Die fulminante Hepatitis bei AHA ist eine Autoimmunerkrankung

Infektionen mit dem Hepatitis A-Virus (HAV) betreffen weltweit pro Jahr einige 10 Millionen Menschen. Die weit überwiegende Zahl der Betroffenen erholt sich sowohl klinisch als auch virologisch vollständig von der Hepatitis und entwickelt eine lebenslange Immunität gegen die Erkrankung. In seltenen Fällen kann sich im Rahmen einer AHA jedoch eine mit dem Alter schwerer verlaufende fulminante Hepatitis entwickeln, die bis zu akutem Leberversagen, Transplantationsbedürftigkeit und Tod führen kann. Die in diesen Fällen beobachtete Leberschädigung geht dabei eher von einer immunvermittelten Reaktion auf die Erkrankung als von zytopathologischen Wirkungen des HAV aus.3

Eine besondere Rolle für die Entstehung der seltenen schweren Hepatitis bei AHA spielten CD4+CD25+Foxp3+-Treg, so die Autoren der aktuellen Untersuchung. Dabei handele es sich um eine Untergruppe von CD4+-Zellen, die in der Lage ist, die Vermehrung und die Effektor-Funktion von verschiedenen Immunzellen sowohl in vitro als auch in vivo zu hemmen.4 Choi und sein Team konzentrierten sich in ihrer Studie auf diese Untergruppe von CD4+-Treg.
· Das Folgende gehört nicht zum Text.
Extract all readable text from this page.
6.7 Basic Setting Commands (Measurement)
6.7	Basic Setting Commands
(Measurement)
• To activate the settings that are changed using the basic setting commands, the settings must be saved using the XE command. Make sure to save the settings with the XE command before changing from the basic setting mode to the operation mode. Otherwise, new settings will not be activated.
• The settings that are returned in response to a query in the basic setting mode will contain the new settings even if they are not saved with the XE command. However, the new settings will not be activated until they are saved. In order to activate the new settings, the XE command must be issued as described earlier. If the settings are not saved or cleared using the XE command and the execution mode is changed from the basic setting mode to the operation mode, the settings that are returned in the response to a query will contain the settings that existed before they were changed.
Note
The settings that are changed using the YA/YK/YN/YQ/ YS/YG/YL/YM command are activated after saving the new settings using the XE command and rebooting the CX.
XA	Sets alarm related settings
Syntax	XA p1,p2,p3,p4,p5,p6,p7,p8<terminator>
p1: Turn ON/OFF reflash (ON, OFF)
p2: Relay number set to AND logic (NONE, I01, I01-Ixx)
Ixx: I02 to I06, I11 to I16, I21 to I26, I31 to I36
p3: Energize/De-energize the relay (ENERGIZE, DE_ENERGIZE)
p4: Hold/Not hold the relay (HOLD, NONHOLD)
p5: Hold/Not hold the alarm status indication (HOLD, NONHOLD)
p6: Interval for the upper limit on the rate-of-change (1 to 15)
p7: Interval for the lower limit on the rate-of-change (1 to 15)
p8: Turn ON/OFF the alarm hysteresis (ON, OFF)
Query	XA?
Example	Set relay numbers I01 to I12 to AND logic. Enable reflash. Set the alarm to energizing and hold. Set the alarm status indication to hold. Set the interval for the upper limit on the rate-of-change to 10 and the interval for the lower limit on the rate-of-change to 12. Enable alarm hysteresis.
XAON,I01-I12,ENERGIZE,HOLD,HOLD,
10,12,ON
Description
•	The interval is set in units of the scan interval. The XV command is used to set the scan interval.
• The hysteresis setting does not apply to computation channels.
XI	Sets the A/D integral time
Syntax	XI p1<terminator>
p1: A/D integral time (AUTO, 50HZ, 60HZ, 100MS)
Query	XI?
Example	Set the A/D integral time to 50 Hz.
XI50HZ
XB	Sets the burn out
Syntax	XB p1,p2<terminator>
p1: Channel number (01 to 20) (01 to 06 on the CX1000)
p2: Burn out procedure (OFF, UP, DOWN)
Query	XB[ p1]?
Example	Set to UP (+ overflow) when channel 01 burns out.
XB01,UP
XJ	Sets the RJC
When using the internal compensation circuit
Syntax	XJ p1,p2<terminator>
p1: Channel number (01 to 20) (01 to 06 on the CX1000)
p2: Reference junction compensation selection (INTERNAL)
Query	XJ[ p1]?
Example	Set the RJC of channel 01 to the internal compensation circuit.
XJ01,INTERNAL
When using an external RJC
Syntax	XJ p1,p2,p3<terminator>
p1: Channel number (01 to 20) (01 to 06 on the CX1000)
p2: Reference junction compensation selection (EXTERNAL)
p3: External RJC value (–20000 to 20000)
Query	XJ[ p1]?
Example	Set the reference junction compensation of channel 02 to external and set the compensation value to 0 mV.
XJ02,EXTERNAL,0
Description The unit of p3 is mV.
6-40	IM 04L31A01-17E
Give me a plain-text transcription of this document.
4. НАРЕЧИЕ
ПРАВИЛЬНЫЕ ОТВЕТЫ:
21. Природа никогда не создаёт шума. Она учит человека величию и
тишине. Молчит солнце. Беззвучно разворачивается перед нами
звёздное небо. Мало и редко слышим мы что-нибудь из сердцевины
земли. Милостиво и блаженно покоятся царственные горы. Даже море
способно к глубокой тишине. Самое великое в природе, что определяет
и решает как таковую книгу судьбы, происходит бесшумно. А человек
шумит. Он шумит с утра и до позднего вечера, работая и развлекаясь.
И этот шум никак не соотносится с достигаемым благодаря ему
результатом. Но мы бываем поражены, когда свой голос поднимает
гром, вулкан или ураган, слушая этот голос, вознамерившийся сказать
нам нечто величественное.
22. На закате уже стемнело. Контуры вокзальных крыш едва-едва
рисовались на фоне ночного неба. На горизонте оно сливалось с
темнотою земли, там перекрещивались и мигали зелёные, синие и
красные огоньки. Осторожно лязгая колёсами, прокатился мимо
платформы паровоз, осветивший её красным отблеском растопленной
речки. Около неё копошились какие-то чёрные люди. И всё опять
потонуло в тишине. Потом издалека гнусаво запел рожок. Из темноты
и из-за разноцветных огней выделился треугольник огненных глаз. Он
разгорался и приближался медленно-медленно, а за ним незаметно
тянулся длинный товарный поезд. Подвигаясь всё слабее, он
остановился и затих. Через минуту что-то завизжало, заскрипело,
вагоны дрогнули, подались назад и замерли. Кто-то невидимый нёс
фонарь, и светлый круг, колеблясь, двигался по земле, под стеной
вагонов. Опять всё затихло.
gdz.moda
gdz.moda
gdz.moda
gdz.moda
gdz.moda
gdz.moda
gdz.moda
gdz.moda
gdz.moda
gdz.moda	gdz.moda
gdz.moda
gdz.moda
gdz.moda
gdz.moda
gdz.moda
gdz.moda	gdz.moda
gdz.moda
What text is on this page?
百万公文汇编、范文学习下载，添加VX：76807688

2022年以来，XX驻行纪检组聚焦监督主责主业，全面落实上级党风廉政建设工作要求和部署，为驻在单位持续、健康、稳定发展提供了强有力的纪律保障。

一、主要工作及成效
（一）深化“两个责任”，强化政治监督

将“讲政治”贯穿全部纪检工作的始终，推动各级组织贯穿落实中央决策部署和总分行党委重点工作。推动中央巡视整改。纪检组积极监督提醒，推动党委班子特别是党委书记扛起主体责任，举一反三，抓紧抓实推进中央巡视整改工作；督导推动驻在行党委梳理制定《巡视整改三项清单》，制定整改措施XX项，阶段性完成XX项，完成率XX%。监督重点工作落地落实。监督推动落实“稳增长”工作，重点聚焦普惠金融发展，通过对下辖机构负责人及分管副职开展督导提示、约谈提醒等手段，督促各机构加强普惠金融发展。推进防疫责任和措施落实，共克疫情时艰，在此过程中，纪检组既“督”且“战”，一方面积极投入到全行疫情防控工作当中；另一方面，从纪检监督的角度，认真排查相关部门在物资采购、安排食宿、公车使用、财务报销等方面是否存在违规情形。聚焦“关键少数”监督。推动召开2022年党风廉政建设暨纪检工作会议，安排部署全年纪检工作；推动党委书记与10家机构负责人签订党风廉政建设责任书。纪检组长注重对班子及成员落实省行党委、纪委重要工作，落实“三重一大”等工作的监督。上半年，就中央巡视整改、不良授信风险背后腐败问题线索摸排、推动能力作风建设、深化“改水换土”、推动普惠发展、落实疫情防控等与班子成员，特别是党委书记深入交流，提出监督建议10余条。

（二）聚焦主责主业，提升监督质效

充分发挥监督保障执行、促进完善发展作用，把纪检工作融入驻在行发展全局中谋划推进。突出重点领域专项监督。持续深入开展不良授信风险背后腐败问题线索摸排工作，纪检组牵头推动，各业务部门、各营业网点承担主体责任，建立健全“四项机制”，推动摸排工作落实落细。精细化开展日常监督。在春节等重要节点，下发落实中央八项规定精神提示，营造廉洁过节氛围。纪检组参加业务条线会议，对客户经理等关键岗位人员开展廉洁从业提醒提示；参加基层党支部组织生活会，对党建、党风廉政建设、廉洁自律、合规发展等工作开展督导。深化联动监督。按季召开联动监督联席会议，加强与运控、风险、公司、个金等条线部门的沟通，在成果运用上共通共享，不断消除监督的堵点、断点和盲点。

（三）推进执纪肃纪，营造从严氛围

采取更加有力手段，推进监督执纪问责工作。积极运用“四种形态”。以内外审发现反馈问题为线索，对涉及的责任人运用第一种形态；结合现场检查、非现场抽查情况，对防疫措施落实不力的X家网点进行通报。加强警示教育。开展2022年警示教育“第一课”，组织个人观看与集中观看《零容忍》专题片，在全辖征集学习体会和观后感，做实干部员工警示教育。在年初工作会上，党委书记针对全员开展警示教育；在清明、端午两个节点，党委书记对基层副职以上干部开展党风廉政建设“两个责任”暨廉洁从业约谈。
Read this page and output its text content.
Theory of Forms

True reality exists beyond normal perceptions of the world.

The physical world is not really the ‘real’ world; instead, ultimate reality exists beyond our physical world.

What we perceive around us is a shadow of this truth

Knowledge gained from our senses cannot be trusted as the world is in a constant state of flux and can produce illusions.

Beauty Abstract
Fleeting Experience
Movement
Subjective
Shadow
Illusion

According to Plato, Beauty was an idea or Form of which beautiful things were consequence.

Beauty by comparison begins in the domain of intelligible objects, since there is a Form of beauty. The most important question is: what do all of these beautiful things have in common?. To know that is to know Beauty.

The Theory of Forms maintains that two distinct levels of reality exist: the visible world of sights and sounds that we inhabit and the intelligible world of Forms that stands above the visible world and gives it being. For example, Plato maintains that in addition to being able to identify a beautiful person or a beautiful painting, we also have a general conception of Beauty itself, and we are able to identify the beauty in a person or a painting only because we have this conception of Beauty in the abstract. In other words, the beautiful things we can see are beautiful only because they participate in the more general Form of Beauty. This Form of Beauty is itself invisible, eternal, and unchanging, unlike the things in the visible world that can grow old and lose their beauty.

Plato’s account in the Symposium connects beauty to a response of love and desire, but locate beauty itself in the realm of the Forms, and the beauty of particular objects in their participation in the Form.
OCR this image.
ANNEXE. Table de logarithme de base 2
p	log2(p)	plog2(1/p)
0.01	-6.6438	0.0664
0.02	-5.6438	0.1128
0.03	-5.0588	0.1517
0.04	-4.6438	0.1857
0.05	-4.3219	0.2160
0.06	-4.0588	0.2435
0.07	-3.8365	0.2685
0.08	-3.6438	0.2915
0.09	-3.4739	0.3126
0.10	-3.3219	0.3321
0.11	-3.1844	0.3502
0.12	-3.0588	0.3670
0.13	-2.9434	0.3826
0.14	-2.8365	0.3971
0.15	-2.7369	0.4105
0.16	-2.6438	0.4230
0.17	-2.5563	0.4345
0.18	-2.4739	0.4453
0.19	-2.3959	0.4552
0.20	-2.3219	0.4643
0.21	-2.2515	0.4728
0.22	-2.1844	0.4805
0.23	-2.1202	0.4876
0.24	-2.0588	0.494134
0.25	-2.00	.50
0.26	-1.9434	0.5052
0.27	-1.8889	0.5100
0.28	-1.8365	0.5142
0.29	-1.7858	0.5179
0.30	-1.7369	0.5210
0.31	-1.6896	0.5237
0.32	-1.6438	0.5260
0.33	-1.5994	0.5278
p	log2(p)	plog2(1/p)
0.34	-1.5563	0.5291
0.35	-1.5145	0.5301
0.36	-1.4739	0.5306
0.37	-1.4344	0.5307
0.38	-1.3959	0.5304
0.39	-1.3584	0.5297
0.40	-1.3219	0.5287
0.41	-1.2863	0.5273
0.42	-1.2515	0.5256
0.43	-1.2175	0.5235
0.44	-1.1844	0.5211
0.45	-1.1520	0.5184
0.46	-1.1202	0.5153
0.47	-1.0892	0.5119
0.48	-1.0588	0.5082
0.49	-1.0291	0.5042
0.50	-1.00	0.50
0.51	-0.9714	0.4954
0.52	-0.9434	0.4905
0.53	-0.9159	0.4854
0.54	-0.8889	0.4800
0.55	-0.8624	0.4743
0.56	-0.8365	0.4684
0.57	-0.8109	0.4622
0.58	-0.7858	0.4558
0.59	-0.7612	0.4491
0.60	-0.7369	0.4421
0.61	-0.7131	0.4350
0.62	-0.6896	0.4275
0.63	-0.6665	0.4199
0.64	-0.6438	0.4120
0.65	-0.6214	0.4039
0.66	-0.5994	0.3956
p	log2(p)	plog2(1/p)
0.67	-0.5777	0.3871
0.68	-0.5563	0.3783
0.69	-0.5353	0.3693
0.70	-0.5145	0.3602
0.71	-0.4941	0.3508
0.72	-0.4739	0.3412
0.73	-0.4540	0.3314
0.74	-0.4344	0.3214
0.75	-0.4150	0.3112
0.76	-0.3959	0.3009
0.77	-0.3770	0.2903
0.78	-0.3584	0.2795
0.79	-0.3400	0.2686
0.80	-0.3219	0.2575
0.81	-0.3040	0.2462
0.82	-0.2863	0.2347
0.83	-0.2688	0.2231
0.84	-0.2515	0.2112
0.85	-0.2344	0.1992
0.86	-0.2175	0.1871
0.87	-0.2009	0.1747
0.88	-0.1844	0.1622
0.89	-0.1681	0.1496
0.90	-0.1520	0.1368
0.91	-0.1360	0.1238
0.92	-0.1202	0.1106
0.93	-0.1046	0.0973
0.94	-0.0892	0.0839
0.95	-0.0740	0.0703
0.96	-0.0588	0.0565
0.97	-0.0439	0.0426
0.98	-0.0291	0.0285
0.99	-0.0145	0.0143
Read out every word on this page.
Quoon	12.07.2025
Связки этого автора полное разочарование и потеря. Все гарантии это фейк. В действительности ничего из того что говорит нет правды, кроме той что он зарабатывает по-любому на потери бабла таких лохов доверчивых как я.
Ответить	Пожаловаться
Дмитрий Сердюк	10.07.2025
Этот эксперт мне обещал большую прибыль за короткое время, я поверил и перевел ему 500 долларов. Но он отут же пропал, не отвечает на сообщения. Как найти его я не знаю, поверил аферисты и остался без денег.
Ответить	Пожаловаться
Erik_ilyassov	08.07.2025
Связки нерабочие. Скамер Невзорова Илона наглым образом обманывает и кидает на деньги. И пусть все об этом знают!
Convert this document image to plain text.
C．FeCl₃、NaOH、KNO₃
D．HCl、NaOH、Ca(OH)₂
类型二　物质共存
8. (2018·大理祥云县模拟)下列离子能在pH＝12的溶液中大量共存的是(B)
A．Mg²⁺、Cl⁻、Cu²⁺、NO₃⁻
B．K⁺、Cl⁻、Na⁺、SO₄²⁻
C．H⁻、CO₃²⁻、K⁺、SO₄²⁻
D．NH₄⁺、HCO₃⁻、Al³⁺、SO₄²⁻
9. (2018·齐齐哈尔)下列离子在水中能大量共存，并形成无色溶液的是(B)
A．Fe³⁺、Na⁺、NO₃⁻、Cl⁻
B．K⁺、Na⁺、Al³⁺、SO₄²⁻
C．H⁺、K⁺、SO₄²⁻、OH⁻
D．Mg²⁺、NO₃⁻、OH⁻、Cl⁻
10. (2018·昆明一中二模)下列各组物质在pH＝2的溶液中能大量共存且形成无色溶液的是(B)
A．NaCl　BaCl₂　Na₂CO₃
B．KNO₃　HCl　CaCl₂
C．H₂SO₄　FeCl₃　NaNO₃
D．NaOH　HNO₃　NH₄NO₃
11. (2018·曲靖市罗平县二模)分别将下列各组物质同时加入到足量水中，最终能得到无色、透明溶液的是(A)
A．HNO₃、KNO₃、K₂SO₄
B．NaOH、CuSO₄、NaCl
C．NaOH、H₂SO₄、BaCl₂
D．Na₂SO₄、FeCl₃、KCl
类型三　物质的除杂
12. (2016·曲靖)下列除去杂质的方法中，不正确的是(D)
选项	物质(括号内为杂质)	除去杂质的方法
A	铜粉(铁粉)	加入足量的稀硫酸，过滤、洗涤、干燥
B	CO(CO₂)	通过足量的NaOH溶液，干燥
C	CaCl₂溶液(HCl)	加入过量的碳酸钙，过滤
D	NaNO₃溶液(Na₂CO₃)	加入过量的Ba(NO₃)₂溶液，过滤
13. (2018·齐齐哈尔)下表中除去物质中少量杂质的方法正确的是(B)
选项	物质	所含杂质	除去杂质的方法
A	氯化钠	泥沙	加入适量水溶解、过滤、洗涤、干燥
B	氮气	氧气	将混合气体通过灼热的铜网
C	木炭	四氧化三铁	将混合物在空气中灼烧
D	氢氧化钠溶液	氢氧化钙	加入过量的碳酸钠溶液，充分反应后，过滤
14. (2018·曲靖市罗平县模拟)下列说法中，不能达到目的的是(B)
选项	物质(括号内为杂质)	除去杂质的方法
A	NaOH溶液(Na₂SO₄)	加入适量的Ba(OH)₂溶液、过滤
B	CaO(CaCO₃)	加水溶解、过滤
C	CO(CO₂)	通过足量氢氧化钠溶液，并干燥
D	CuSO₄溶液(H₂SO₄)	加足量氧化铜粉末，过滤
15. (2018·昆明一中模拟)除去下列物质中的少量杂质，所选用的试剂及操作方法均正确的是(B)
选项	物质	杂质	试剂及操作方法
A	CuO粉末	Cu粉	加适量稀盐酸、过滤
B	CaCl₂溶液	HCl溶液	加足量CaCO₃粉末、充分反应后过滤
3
Dazu schlossen sie 63 Patienten mit AHA im Alter ab 20 Jahren mit deutlich erhöhter Serum-Alanin-Aminotransferase (ALAT) in die Studie ein. In einem mehrstufigen Verfahren wurden aus Blutproben dieser Teilnehmer Treg isoliert und weiterführend auf die Produktion von TNF-α und anderen Zytokinen analysiert.

AHA induziert tief greifende Veränderungen bei zirkulierenden Treg

Die Auswertung ergab, dass CD4+CD25+Foxp3+-Treg von AHA-Patienten deutlich vermehrt TNF-α und in geringerem Maße erhöht IFN- und IL17A produzieren. Weiterhin zeigte sich, dass rund 10 % der TNF-α-produzierenden CD4+CD25+Foxp3+-Treg in Gestalt einer überhöhten Produktion des TH17-spezifischen Transkriptionsfaktors ROR t und des ebenfalls TH17-spezifischen Chemokin-Rezeptors CCR6 wesentliche Eigenschaften von TH17-Helferzellen aufwiesen, welche eine wichtige Rolle bei der Regulierung von Entzündungsvorgängen spielen (vgl. Abb. 1).

Untersuchungen zeigten, dass TNF-α-produzierende Treg-Zellen im Vergleich zu geeigneten Zellen von gesunden Kontrollpersonen ein signifikant reduziertes Vermögen zur Unterdrückung von Entzündungen aufwiesen und pro-inflammatorisch konvertierten. Das abgeschwächte anti-inflammatorische Vermögen war jedoch unabhängig von der TNF-α-Produktion, wie ein Test in Anwesenheit von Anti-TNF-α-Antikörpern ergab. Die Auswertung der mithilfe des ALAT-Spiegels bestimmten Leberschäden bei den AHA-Patienten zeigte entsprechend eine deutliche Korrelation mit der Zahl der zirkulierenden TNF-α-produzierenden Treg-Zellen. Folglich, so die Verfasser der Studie, seien von TNF-α unabhängige funktionale Veränderungen in den Treg dafür verantwortlich, dass die ursprünglich entzündungshemmenden Zellen pro-inflammatorisch konvertierten.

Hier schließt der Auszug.